Actors: Youngsters to present `Li'l Abner,' teens to perform `Pippin.'


Howard Live

July 08, 2004|By Phil Greenfield | Phil Greenfield,SPECIAL TO THE SUN

It's July in Annapolis and the summer theater season is about to rev into high gear, powered in no small measure by the Talent Machine Company - founded by director, choreographer and showbiz dynamo Bobbi Smith, who died in 2001.

Talented junior thespians appear in a pair of productions each summer, one populated by the troupe's younger members, the other by the gifted performers who attend area high schools.

This year, the younger set takes the stage first at Key Auditorium on the campus of St. John's College for Li'l Abner, the 1950s musical that brought cartoonist Al Capp's daffy and delightful denizens of Dogpatch to Broadway and, later, the silver screen.

Hillbilly humor and pointed political commentary come together in this tuneful romp that highlights Capp's indelible characters. There's dimwitted, muscle-bound Abner; his beautiful, loyal Daisy Mae; Mammy and Pappy Yokum, his crazed parents; and the singing clergyman, Marryin' Sam.

And let's not forget the Dogpatch ensemble, full of earthy folks with Dickensian names: Moonbeam McSwine, Earthquake McGoon and the voluptuous Appassionata von Climax, to name a few.

"Jubilation T. Cornpone," "The Country's in the Very Best of Hands" and "If I Had My Druthers" are three of the best songs in the score, which has been brought to the stage by music director Bill Dixon, choreographer Vicki Smith and director Nicole Roblyer, herself one of the most distinguished alumni of Bobbi Smith's vintage Talent Machine model from a decade ago.

Li'l Abner opens tomorrow and plays through two weekends, closing July 18. General admission tickets are $10, and $8 for children 7 and younger. For showtimes and ticket reservations, call the Talent Machine at 410-956-0512.

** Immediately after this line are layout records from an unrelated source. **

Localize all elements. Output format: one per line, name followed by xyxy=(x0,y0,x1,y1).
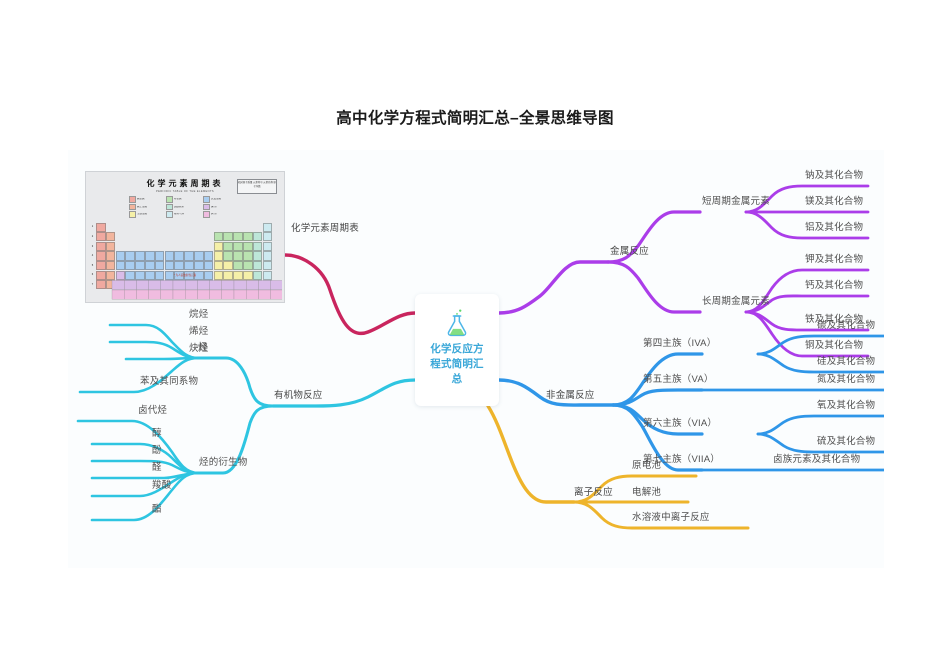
periodic-cell xyxy=(223,232,233,241)
periodic-table-legend: 碱金属非金属过渡金属碱土金属卤族元素镧 系主族金属稀有气体锕 系 xyxy=(129,196,241,218)
periodic-legend-item: 主族金属 xyxy=(129,211,162,218)
node-long-period-metals[interactable]: 长周期金属元素 xyxy=(702,296,770,308)
periodic-legend-label: 非金属 xyxy=(174,198,182,201)
node-short-period-metals[interactable]: 短周期金属元素 xyxy=(702,196,770,208)
periodic-inner-cell xyxy=(149,290,161,299)
periodic-legend-item: 碱土金属 xyxy=(129,204,162,211)
node-aluminium-compounds[interactable]: 铝及其化合物 xyxy=(805,222,863,234)
periodic-inner-cell xyxy=(271,290,282,299)
periodic-cell xyxy=(116,261,126,270)
periodic-inner-cell xyxy=(210,280,222,289)
node-magnesium-compounds[interactable]: 镁及其化合物 xyxy=(805,196,863,208)
periodic-cell xyxy=(263,242,273,251)
periodic-cell xyxy=(243,251,253,260)
periodic-cell xyxy=(96,242,106,251)
periodic-cell xyxy=(116,251,126,260)
periodic-table-image[interactable]: 化学元素周期表 PERIODIC TABLE OF THE ELEMENTS 相… xyxy=(85,171,285,303)
central-node[interactable]: 化学反应方程式简明汇总 xyxy=(415,294,499,406)
periodic-cell xyxy=(145,261,155,270)
periodic-inner-cell xyxy=(246,290,258,299)
node-sulfur-compounds[interactable]: 硫及其化合物 xyxy=(817,436,875,448)
periodic-cell xyxy=(214,242,224,251)
periodic-inner-cell xyxy=(258,280,270,289)
edge-group-va xyxy=(613,390,702,405)
node-metal-reactions[interactable]: 金属反应 xyxy=(610,246,649,258)
edge-alkane xyxy=(110,325,198,358)
periodic-row-label: 5 xyxy=(90,264,95,267)
periodic-row-label: 4 xyxy=(90,254,95,257)
periodic-legend-label: 碱土金属 xyxy=(137,206,147,209)
node-hydrocarbon-derivatives[interactable]: 烃的衍生物 xyxy=(199,457,248,469)
periodic-cell xyxy=(184,251,194,260)
periodic-cell xyxy=(194,261,204,270)
periodic-cell xyxy=(214,261,224,270)
periodic-cell xyxy=(96,223,106,232)
node-alkene[interactable]: 烯烃 xyxy=(189,326,208,338)
periodic-inner-cell xyxy=(112,290,124,299)
periodic-inner-cell xyxy=(161,290,173,299)
periodic-inner-cell xyxy=(149,280,161,289)
edge-metal-long xyxy=(608,262,700,312)
periodic-cell xyxy=(174,251,184,260)
node-aldehyde[interactable]: 醛 xyxy=(152,462,162,474)
periodic-inner-cell xyxy=(271,280,282,289)
periodic-cell xyxy=(194,251,204,260)
periodic-inner-cell xyxy=(161,280,173,289)
node-aqueous-ionic-reaction[interactable]: 水溶液中离子反应 xyxy=(632,512,710,524)
periodic-cell xyxy=(243,242,253,251)
periodic-inner-cell xyxy=(185,280,197,289)
periodic-cell xyxy=(125,251,135,260)
node-group-iva[interactable]: 第四主族（IVA） xyxy=(643,338,716,350)
edge-oxygen xyxy=(758,416,884,434)
periodic-cell xyxy=(135,251,145,260)
node-haloalkane[interactable]: 卤代烃 xyxy=(138,405,167,417)
periodic-inner-cell xyxy=(197,280,209,289)
periodic-legend-label: 镧 系 xyxy=(211,206,217,209)
edge-phenol xyxy=(92,461,198,473)
periodic-inner-cell xyxy=(112,280,124,289)
periodic-cell xyxy=(106,242,116,251)
node-halogen-compounds[interactable]: 卤族元素及其化合物 xyxy=(773,454,860,466)
periodic-legend-item: 卤族元素 xyxy=(166,204,199,211)
periodic-legend-swatch xyxy=(129,211,136,218)
periodic-cell xyxy=(253,261,263,270)
node-carboxylic-acid[interactable]: 羧酸 xyxy=(152,480,171,492)
periodic-table-lanthanide-block xyxy=(90,280,282,300)
periodic-inner-cell xyxy=(173,280,185,289)
flask-icon xyxy=(444,308,470,338)
node-ester[interactable]: 酯 xyxy=(152,504,162,516)
periodic-cell xyxy=(253,251,263,260)
periodic-legend-swatch xyxy=(203,196,210,203)
periodic-inner-cell xyxy=(246,280,258,289)
periodic-inner-cell xyxy=(136,290,148,299)
periodic-inner-cell xyxy=(173,290,185,299)
periodic-cell xyxy=(243,261,253,270)
periodic-inner-cell xyxy=(197,290,209,299)
edge-haloalkane xyxy=(78,421,198,473)
periodic-legend-swatch xyxy=(166,211,173,218)
periodic-table-infobox: 相对原子质量 元素符号 元素名称 原子序数 xyxy=(237,179,277,194)
page-title: 高中化学方程式简明汇总–全景思维导图 xyxy=(0,106,950,128)
periodic-cell xyxy=(253,242,263,251)
periodic-inner-cell xyxy=(210,290,222,299)
periodic-cell xyxy=(96,232,106,241)
periodic-legend-swatch xyxy=(129,196,136,203)
node-alcohol[interactable]: 醇 xyxy=(152,428,162,440)
periodic-inner-cell xyxy=(124,280,136,289)
periodic-legend-swatch xyxy=(166,204,173,211)
periodic-legend-swatch xyxy=(129,204,136,211)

On July 30, the senior Talent Machinists take the stage for Pippin, the musical fable about the son of the great Western European emperor of the Middle Ages, Charlemagne.

But Pippin (usually spelled Pepin in the history books), while a medieval prince, bears a striking resemblance to contemporary youth searching desperately for their "Corner of the Sky," as the score puts it.

Egged on by Daddy, Grandpa and the ensemble, the young hero contemplates war, political activism, violence, hedonism and a spectacular suicide before finally coming to terms with love and commitment as the true paths to happiness.

Guiding Pippin through the various mazes of desire is the Leading Player, the diabolical song and dance character that brought Ben Vereen to national attention a generation or so back. "Magic to Do," "Simple Joys," "Right Track" and the rest of Stephen Schwartz's score proved irresistible in his hands.

Pippin will be performed at Key Auditorium July 30 to Aug. 15. Call 410-956-0512, or contact the company Web site for showtimes and ticket reservations.